2381[23:05:56] *** Quits: gswan (~gswan@replaced-ip) (Quit: Lost terminal)
2382[23:05:57] <rekishi> the major network hogs on the debian box rn are transmission, apache, ssh
2383[23:06:05] <sney> rekishi: what network hardware is it? I've seen bnx2 have some weird behavior with MTU configuration
2384[23:06:53] <rekishi> its a SFP+ card with a SFP+ to RJ45 adapter, its something on an inventec board
2389[23:11:38] <sney> still, I'd look at the MTU size. having it set too large can result in fragmentation and/or a lot of transmission retries, which manifests as reduced speed
2415[23:24:08] <cyveris> I'm aware; that also wasn't really my question. I know that they CAN. I'm interested in what IS.

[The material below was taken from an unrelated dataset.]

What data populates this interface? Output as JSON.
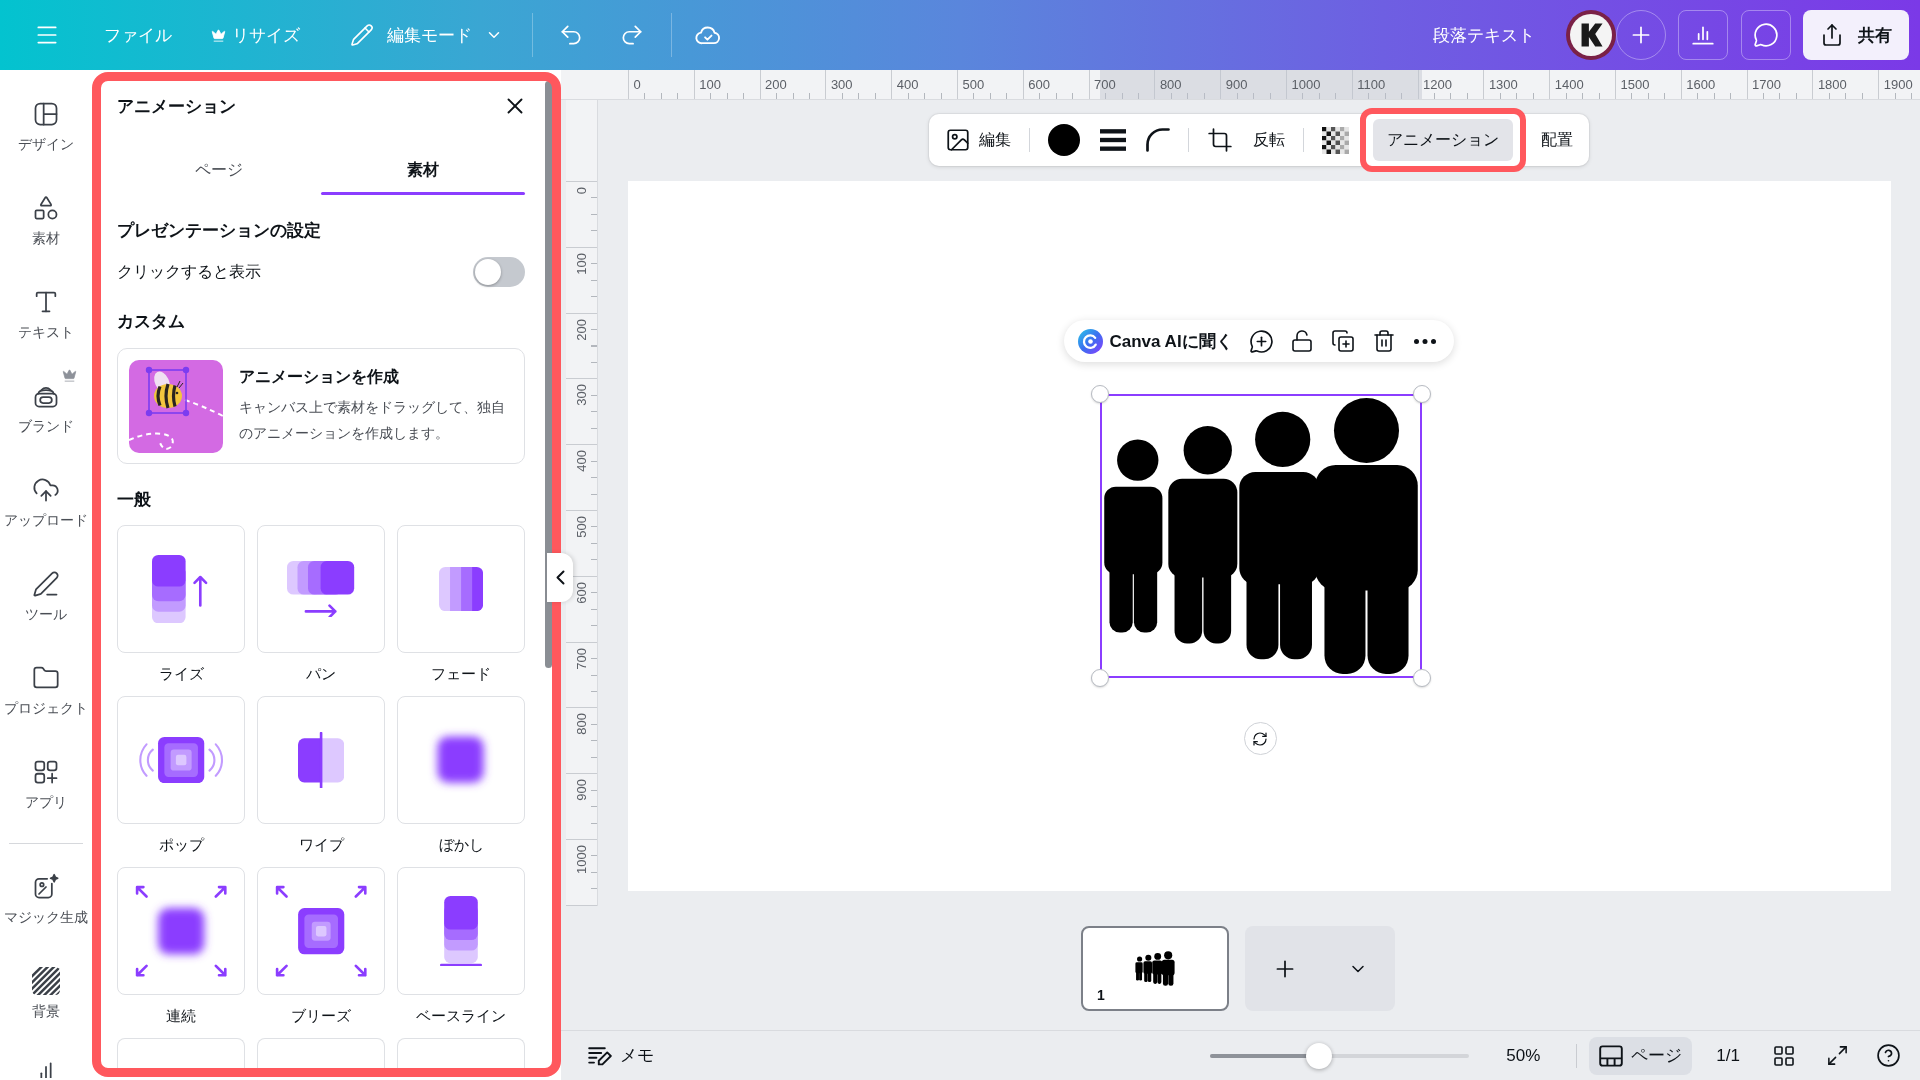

2416[23:24:09] <rekishi> stopping them changed nothing, and they were running before on the old metal with no issues
2417[23:24:23] <cyveris> Well, something is causing them to send a ton of traffic outbound.
2418[23:24:47] <cyveris> How are you measuring their activity, network-wise?
2419[23:24:56] <cyveris> At the firewall, or elsewhere?
2420[23:25:42] <rekishi> its an assumption theyre hogging bandwidth, however the only way I am testing UL is using speedtest-cli which is still telling only 3.5Mb up
2421[23:26:06] <rekishi> previously I tested bias by having a friend DL from my box but had similar results
2440[23:36:45] <jaakkos> I wanted to use Property= [Match] rule with systemd, which was introduced in v.243. Buster backports has 244.3-1~bpo10+1, and /usr/share/doc/systemd/NEWS.gz lists this feature; it's documented here replaced-url
2441[23:37:18] <jaakkos> However, it's missing from 'man 5 systemd.link', and the feature is not recognized by systemd. I wonder what's up with that.